Toxins were extracted, identified, and quantified from WC1/1 cultures in late exponential or early stationary growth phases after an average of 23 days growth (18–27 days), as previously described [8,22,23]. Toxins were quantified using mouse bioassay in mouse units (MU) because insufficient quantities of purified toxin were produced to weigh. One MU is the LD₅₀ dose for a 20 g Quackenbush strain mouse. For ethical reasons, toxins were quantified using dose-death time curves to minimize the number of animals needed for acute toxicity testing [8,23], with all animal experiments carried out prior to 1994 under the then Australian National Health and Medical Research Council guidelines. Two ciguatoxins (named major and minor based upon toxin units) were produced by the WC1/1 clone [23] and their toxicity has been summed and expressed as total ciguatoxins. The major and minor ciguatoxins [23] were detected from all WC1/1 cultures except from the first extraction, when only the major ciguatoxin was detected. Maitotoxin-3 was detected from all WC1/1 cultures. The ciguatoxins reported here were identified based on their chromatography on silica gel, signs induced in mice, and pharmacological responses on isolated tissues [22,23]. Maitotoxin-3 was identified based on signs in mice and by high performance liquid chromatography and mass spectrometry [8,24].

Unless otherwise indicated, values are expressed as means ± 1 standard error with n = sample size.
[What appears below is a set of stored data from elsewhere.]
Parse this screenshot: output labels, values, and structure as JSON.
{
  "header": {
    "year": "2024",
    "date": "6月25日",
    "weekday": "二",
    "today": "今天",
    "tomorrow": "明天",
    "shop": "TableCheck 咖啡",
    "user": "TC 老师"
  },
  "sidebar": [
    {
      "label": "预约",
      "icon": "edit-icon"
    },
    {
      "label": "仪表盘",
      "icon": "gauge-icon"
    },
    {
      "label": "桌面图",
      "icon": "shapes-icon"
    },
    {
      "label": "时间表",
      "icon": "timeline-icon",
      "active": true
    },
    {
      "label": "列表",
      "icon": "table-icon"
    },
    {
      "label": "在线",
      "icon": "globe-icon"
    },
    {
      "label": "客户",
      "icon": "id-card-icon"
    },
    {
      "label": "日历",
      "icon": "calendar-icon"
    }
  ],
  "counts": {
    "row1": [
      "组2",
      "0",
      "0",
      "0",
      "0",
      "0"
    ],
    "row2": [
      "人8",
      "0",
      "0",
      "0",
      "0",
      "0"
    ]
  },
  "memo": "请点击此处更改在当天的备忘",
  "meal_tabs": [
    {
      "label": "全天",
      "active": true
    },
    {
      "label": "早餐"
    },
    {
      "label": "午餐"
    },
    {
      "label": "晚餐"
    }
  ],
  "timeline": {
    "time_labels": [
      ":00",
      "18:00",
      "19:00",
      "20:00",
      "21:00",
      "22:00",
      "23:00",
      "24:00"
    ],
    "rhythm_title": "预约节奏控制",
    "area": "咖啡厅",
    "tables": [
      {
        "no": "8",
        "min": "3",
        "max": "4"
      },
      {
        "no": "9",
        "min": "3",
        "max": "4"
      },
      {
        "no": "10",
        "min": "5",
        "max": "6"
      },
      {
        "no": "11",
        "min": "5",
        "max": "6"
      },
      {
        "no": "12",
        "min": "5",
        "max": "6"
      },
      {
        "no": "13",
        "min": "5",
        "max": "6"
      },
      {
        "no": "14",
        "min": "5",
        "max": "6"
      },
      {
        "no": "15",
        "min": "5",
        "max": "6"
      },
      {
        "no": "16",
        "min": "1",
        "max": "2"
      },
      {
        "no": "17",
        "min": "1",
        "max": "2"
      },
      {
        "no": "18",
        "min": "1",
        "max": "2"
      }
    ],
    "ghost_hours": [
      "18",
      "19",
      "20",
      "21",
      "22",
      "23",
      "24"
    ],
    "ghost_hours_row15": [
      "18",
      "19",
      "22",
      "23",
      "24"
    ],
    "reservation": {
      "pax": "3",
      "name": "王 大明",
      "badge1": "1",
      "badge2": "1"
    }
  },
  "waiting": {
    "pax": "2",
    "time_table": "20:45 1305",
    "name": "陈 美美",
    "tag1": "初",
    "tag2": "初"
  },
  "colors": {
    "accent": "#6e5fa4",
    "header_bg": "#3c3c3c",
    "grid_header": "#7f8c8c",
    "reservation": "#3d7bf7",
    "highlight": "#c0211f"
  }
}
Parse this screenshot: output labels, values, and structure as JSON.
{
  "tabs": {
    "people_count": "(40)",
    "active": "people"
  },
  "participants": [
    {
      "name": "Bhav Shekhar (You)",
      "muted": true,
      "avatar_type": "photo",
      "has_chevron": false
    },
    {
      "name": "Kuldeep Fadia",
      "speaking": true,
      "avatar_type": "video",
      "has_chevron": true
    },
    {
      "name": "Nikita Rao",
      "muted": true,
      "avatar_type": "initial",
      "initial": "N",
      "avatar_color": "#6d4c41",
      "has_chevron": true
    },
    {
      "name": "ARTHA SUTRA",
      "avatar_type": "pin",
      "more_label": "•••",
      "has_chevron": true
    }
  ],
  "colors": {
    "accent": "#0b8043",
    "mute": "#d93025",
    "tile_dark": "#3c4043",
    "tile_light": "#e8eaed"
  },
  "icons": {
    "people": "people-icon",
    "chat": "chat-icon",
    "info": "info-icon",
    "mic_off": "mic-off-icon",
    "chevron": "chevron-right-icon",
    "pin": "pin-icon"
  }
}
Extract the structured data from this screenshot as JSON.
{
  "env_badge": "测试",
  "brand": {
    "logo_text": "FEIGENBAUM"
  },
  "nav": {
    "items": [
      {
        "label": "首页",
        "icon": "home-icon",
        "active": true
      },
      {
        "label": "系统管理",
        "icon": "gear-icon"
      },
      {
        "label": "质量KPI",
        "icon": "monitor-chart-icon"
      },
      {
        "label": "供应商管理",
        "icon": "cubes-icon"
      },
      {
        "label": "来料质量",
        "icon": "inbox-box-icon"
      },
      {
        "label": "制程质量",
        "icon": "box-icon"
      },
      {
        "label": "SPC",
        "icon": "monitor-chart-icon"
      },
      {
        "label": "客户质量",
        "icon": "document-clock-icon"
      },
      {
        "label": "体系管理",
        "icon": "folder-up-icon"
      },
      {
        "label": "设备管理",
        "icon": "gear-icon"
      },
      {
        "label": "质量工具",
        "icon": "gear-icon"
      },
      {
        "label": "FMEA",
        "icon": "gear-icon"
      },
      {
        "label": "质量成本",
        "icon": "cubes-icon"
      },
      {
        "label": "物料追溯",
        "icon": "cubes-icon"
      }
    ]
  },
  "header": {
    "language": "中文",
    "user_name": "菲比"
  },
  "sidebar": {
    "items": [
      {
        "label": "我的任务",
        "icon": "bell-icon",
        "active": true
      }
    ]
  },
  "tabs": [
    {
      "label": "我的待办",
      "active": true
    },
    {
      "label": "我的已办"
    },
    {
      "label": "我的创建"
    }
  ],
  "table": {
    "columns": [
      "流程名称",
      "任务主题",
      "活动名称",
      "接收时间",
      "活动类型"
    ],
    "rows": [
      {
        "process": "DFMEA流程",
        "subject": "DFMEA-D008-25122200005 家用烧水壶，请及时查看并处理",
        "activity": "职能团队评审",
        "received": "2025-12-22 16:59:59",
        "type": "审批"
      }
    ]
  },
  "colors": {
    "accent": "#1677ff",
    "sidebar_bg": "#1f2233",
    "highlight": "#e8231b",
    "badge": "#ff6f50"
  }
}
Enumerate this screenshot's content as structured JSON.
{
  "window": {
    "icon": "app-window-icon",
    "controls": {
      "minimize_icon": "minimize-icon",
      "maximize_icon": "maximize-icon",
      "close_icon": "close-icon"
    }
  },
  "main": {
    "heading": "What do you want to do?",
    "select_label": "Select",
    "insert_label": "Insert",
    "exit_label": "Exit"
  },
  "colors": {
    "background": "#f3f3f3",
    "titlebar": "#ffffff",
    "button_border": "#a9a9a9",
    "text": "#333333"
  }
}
Cell population size frequencies were fitted to normal or bi-normal distributions and the proportion of the cell populations conforming to the bimodal means determined using the method of Macdonald and Pitcher [38]. Parametric (ANOVA) and non-parametric (Kolmogorov–Smirnov) comparisons of population sizes were carried out using Statistix (Analytical Software, MN). Data were also analysed using GraphPad Prism 9.3.1.